For Methodists to be doing this is very strange though. I think it's clear from the quotes that a number of this congregation are cradle Catholics who seem to be having second thoughts.
Methodism is quite close to the Catholicism from whence it came, but this is one of the reasons they left to form their own church to begin with, and it will not sit well for very long.
The Methodist churches were not an offshoot of the RC church, but rather of the Church of England, quite a few years (I'm thinking a century, but my dates on that are fuzzy) after the CoE succeeded from the CoR.
Still, this is bizzarre, and I hope somebody in the Methodist Church is looking into it.
Now Catholic mothers scare their children with present day tales of the 'Sandino' Jesuits. Although, I understand Sandino wasn't a half-bad chap.
Bump, and beautiful picture, as usual.
I have attended Catholic mass and find myself quite comfortable, except for the differences in rituals and the elevation of Mary rather than Jesus.
If fact, in the Methodist ritual, the "Holy Catholic Church' is given a lot of praise.
It was my opinion that the Methodist's do have a Wesleyan branch that I frankly am not at all familiar with.
But really, I see only these aforementioned differences between what I experience in todays UMC and todays Catholic Mass. At least the ones I have attended.
All of those things make them marginally Protestant.
Yes, I understand all that, but I was referencing more the roots of all of of it in the catholic church on this side of church evolution.
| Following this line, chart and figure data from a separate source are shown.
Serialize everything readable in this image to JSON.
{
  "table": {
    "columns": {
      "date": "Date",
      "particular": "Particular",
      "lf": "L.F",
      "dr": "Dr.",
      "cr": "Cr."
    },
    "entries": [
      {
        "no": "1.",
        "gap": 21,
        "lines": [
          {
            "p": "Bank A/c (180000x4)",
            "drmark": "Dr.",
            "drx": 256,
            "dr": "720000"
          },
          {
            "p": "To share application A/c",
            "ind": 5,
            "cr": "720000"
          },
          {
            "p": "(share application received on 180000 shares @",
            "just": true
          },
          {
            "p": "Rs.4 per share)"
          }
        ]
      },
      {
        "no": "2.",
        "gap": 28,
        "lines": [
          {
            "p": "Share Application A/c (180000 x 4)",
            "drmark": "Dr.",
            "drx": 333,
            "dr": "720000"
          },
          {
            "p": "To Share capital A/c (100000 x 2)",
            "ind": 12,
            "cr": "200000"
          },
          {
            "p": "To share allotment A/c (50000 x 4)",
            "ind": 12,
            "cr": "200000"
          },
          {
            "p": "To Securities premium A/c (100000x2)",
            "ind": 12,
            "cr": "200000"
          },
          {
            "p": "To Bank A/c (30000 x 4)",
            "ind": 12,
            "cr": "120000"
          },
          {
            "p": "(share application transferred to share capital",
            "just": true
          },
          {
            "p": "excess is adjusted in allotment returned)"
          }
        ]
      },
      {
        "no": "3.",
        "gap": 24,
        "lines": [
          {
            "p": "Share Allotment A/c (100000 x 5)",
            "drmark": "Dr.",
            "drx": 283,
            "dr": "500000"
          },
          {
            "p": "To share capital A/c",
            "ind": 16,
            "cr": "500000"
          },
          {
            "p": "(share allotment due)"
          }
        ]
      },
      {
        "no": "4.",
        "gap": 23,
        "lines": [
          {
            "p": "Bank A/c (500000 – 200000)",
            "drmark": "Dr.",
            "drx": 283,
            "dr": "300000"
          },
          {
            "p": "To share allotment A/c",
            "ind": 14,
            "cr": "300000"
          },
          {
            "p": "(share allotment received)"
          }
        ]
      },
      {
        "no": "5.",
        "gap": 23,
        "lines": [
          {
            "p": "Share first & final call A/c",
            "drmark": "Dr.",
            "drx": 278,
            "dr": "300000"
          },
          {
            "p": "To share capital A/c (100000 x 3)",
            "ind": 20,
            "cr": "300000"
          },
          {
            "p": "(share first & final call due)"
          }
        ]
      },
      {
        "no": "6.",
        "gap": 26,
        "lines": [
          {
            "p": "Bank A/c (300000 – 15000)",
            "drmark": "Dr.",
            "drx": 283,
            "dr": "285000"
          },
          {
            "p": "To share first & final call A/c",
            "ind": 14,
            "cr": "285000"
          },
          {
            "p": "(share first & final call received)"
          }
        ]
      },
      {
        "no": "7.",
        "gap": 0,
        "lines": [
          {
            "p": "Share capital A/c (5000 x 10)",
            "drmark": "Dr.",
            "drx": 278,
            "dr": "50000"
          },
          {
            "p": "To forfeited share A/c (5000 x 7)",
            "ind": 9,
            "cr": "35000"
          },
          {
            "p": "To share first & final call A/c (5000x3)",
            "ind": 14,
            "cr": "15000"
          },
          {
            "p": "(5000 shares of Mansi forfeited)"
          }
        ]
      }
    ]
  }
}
Personally, I am more of a Deist, and I do not accept the teachings of just one religion. I look for knowledge in all of them, or more specifically, I may reject some or all of some of them.
I suppose I am a bit weird regarding my allegiances, or lack of them.
I thought perhaps it was not a good thing and tried like heck to find a religion I was comfortable with, but to no avail.
I think they all have good and bad, and I think they all have something positive to give to their membership and the community.
I suppose that gives me a different perspective of differences between them and it is unaffected by and past history.
My Grandparents were Orthodox Roman Catholics, My Mother was a Southern Baptist, my father a excommunicated Catholic and I was raised Methodist. :-)
Despite the radicalism of early Protestantism with regard to many ancient Catholic "distinctives," such as the Communion of the Saints, Penance, Purgatory, Infused Justification, the Papacy, the priesthood, sacramental marriage, etc., it may surprise many to discover that Martin Luther was rather conservative in some of his doctrinal views, such as on baptismal regeneration, the Eucharist, and particularly the Blessed Virgin Mary.
Really? How do you suppose they will address this with the Mexican 'converts', the majority of which come from a Catholic background and hold great devotion to Our Lady of Guadeloupe, as well as St. Juan Diego.
Perhaps you underestimate the power of Christ's mother who draws believers towards her Son. That IS her mission. She is not a goddess. Rather, she is the mother of God Incarnate, blessed by His name! Our mother, because her Son entrusted her to you and me.
President Bush is a Methodist. However, even he has a picture of the Blessed Mother in his private quarters.
I know. Plus Jeb and Columba went on a road trip during Bush v. Gore. Care to guess where :-)
I'm game ... the Shrine of Our Lady of Guadeloupe in Mexico?
An Icon of the Theotokos, no less; not merely a picture!